Today’s AI prices are heavily subsidized, far below what it actually costs to deliver the services. The largest providers spend more to serve requests than they charge, losing significant amounts of money in the process. This is a deliberate strategy, funded by capital, to quickly gain market share and lock in customers before competitors catch up.
Read “The AI bill is coming. Who will pay?” at DN (norwegian only) >
This makes today’s pricing unstable. When capital needs to be repaid and investors demand returns, it’s reasonable to expect prices for the most powerful models to rise.
This is well known in cloud computing. Services are sold cheaply to win customers, and prices are raised once enough users are locked in. Google Workspace kept prices flat for ten years while taking customers from Microsoft, then raised them by around 20 percent in 2023, and more for some. Microsoft is now bundling AI into subscriptions, increasing prices by 5 to 43 percent from July 2026. And when Broadcom acquired VMware, customers reported increases between 800 and 1,500 percent, customers who couldn’t easily switch.
Read “Google hikes G Suite prices” at TechRadar >
Read “New Microsoft 365 pricing from July 1, 2026” at Microsoft >
Read “VMware price hikes? 800–1,500%, claim Euro customers” at The Register >
Lock-in is intentional and part of the business model. It’s free to move data into the cloud, but expensive to move it out, and large data volumes can cost tens of thousands of dollars to transfer. With AI, the lock-in becomes stronger. Your data, fine-tuning, agents, prompts, and integrations all become switching costs. The deeper AI is embedded in your workflows, the less negotiating power you have when prices change. The EU has recognized this and requires switching costs to be removed by 2027, but until then, many are stuck.
Read “Cloud Egress Fees Explained” at Backblaze >
However, costs are also falling in some areas. The price per token, that is, per unit of text the AI reads or writes, has dropped dramatically, sometimes by orders of magnitude per year, as models become more efficient and competition increases. Gartner expects the cost of running models to continue declining toward 2030.
Read “LLM inference prices have fallen rapidly but unequally across tasks” at Epoch AI >
What AI will cost in the future is still uncertain. But the total bill is growing regardless, because usage is increasing faster than prices are falling. Agents consume many times more than a single query, and cheaper tiers are disappearing or being bundled into more expensive packages. You should therefore not base a three-year decision on today’s subsidized pricing.

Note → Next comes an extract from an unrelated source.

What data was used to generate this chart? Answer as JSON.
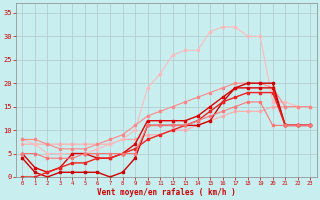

Read “AI inference costs set to plunge: Gartner” at CIO Dive >
Use AI, but build for changing prices. In practice, this means maintaining flexibility with multiple providers, using open models where possible, and structuring data and integrations so you can move without starting over. Set limits and visibility on usage so agents operate within controlled and transparent budgets. Measure cost per outcome rather than per token. A 2025 MIT study found that 95 percent of enterprise AI pilots delivered little measurable impact on the bottom line. Cheap AI without clear value is still wasted money.
AI is cheap today because someone else is paying for you to become dependent. Take advantage of it if you want, but build your solution so you still have choices when the bill becomes yours.